Katerina Konovalova was responsible for the Ukrainian folk art that can be seen in the clip and Volodymyr Radlinskiy served as its production designer. As the release coincided with the 2022 Russian invasion of Ukraine, Welch dedicated the music video for "Free" to Ukrainian people.

===Synopsis===
The video opens with Florence Welch starring as herself and British actor Bill Nighy starring as "her anxiety". In the first part, Welch is seen donning a red dress. In the first half of the video, the two are seen sitting next to each other in a banquet hall surrounded by white walls and large windows. As the song progresses, the duo is seen in various scenes and settings; they are standing next to each other, with Nighy scrolling and speaking on her phone, drinking a cup of coffee, driving a car, activities meant to portray the singer "grappling with her mental health". During one scene, she can also be seen being carried into a room at the hospital by two male nurses portrayed by choreographer Ryan Heffington and Alexander Antofiy.

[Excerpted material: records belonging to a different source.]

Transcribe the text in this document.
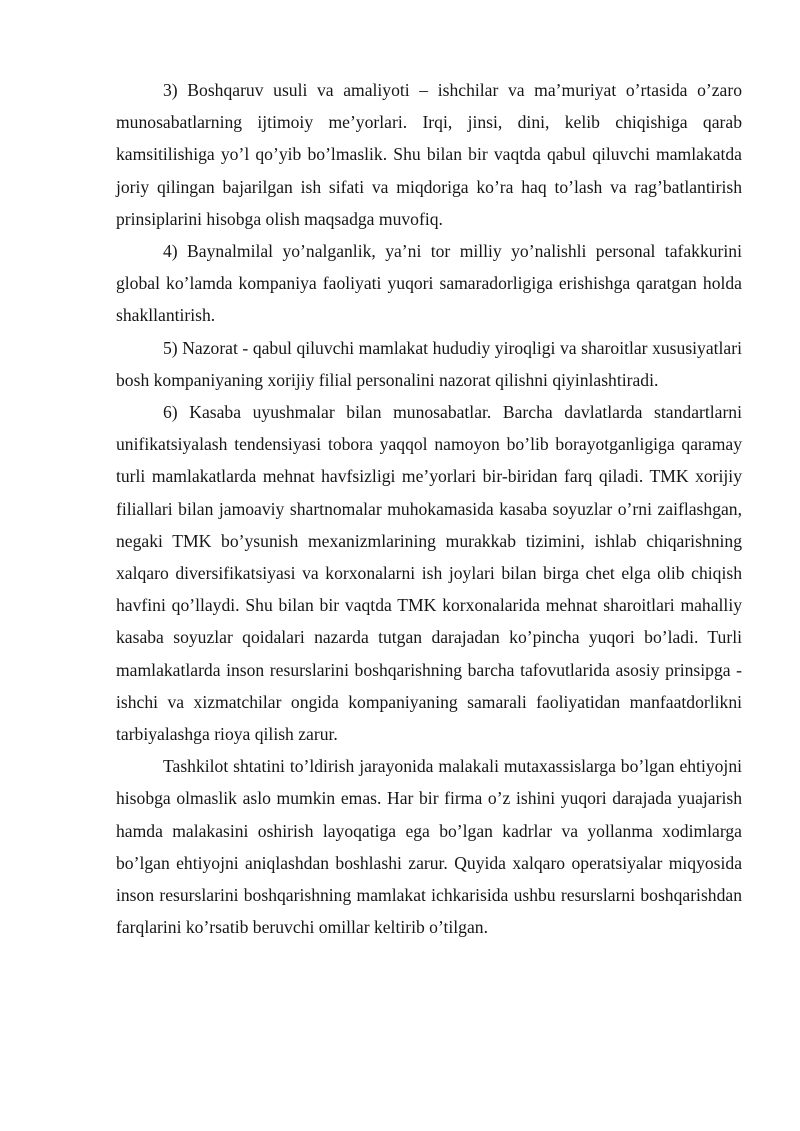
3) Boshqaruv usuli va amaliyoti – ishchilar va ma’muriyat o’rtasida o’zaro munosabatlarning ijtimoiy me’yorlari. Irqi, jinsi, dini, kelib chiqishiga qarab kamsitilishiga yo’l qo’yib bo’lmaslik. Shu bilan bir vaqtda qabul qiluvchi mamlakatda joriy qilingan bajarilgan ish sifati va miqdoriga ko’ra haq to’lash va rag’batlantirish prinsiplarini hisobga olish maqsadga muvofiq.

4) Baynalmilal yo’nalganlik, ya’ni tor milliy yo’nalishli personal tafakkurini global ko’lamda kompaniya faoliyati yuqori samaradorligiga erishishga qaratgan holda shakllantirish.

5) Nazorat - qabul qiluvchi mamlakat hududiy yiroqligi va sharoitlar xususiyatlari bosh kompaniyaning xorijiy filial personalini nazorat qilishni qiyinlashtiradi.

6) Kasaba uyushmalar bilan munosabatlar. Barcha davlatlarda standartlarni unifikatsiyalash tendensiyasi tobora yaqqol namoyon bo’lib borayotganligiga qaramay turli mamlakatlarda mehnat havfsizligi me’yorlari bir-biridan farq qiladi. TMK xorijiy filiallari bilan jamoaviy shartnomalar muhokamasida kasaba soyuzlar o’rni zaiflashgan, negaki TMK bo’ysunish mexanizmlarining murakkab tizimini, ishlab chiqarishning xalqaro diversifikatsiyasi va korxonalarni ish joylari bilan birga chet elga olib chiqish havfini qo’llaydi. Shu bilan bir vaqtda TMK korxonalarida mehnat sharoitlari mahalliy kasaba soyuzlar qoidalari nazarda tutgan darajadan ko’pincha yuqori bo’ladi. Turli mamlakatlarda inson resurslarini boshqarishning barcha tafovutlarida asosiy prinsipga - ishchi va xizmatchilar ongida kompaniyaning samarali faoliyatidan manfaatdorlikni tarbiyalashga rioya qilish zarur.

Tashkilot shtatini to’ldirish jarayonida malakali mutaxassislarga bo’lgan ehtiyojni hisobga olmaslik aslo mumkin emas. Har bir firma o’z ishini yuqori darajada yuajarish hamda malakasini oshirish layoqatiga ega bo’lgan kadrlar va yollanma xodimlarga bo’lgan ehtiyojni aniqlashdan boshlashi zarur. Quyida xalqaro operatsiyalar miqyosida inson resurslarini boshqarishning mamlakat ichkarisida ushbu resurslarni boshqarishdan farqlarini ko’rsatib beruvchi omillar keltirib o’tilgan.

In the video's second half, Welch can be seen outdoors against a "sun-streaked winter landscape" which is then shifted to Welch singing against a white and gray backdrop, with Nighy in the background. Interspersed throughout the clip are instances of Welch dancing and jumping around. In the last few scenes, Welsh can be seen crawling on the table, standing against a landscape and posing as the wind blows in the background. The video ends off with a note that says "Dedicated to the spirit, creativity and perseverance of our brave Ukrainian friends. Filmed in Kyiv on 18 November 2021 with Ukrainian filmmakers and artists, whose radiant freedom can never be extinguished."

===Reception===
Hilary Remley of Collider observed that De Wilde's work "expresses the emotions that the music itself stirs, without the explicit need of exact recreation". Interpreting the story line, she viewed it as an "exploration of anxiety and overwhelming emotions coming to the question of how we bear it all". Emma Sanchez of Variance magazine called it "a beautiful, whirlwind visual for an equally spectacular, exhilarating song about coming out on the other side of a struggle". Conseuqence interpreted the activities that Nighy performs in the video as similar to how other people also deal with their feelings of anxiety and viewed Welch's dancing as her "means of melting away anxiety". Kate Brayden of Hot Press praised the "humorous visuals, with gorgeous landscape shots". Kasper Hermans writing for the Dutch Nieuweplaat magazine felt the clip was fitting for the "free, lightly euphoric feeling" that the song conveys. As of July 2022, the clip has been watched more than 5.8 million views on YouTube.

==Live performances==
The song was performed live by the band during a warm-up concert at a warm-up show in New York City. On 20 May 2022, the band appeared on BBC One's The One Show where they performed "Free". The same month, they also performed a televised appearance of the song at Audacy Live. On 3 June 2022, the band appeared at SiriusXM where they performed the song along with "My Love". On 18 June 2022, the song was performed on Later with Jools Holland.

==Track listings==
- Digital download/streaming
1. "Free" – 3:54

- Digital download/streaming (remix)
2. "Free" (The Blessed Madonna Remix) – 4:24

==Charts==

Chart performance for "Free"
| Chart (2022–2023) | Peak position |
|---|---|
| Canada Rock (Billboard) | 16 |
| Ireland (IRMA) | 66 |
| UK Singles Sales (Official Charts Company) | 66 |
| US Hot Rock & Alternative Songs (Billboard) | 27 |

==Certifications==

| Region | Certification | Certified units/sales |
| Brazil (Pro-Música Brasil) | Gold | 20,000^{‡} |
| United Kingdom (BPI) | Silver | 200,000^{‡} |
^{‡} Sales+streaming figures based on certification alone.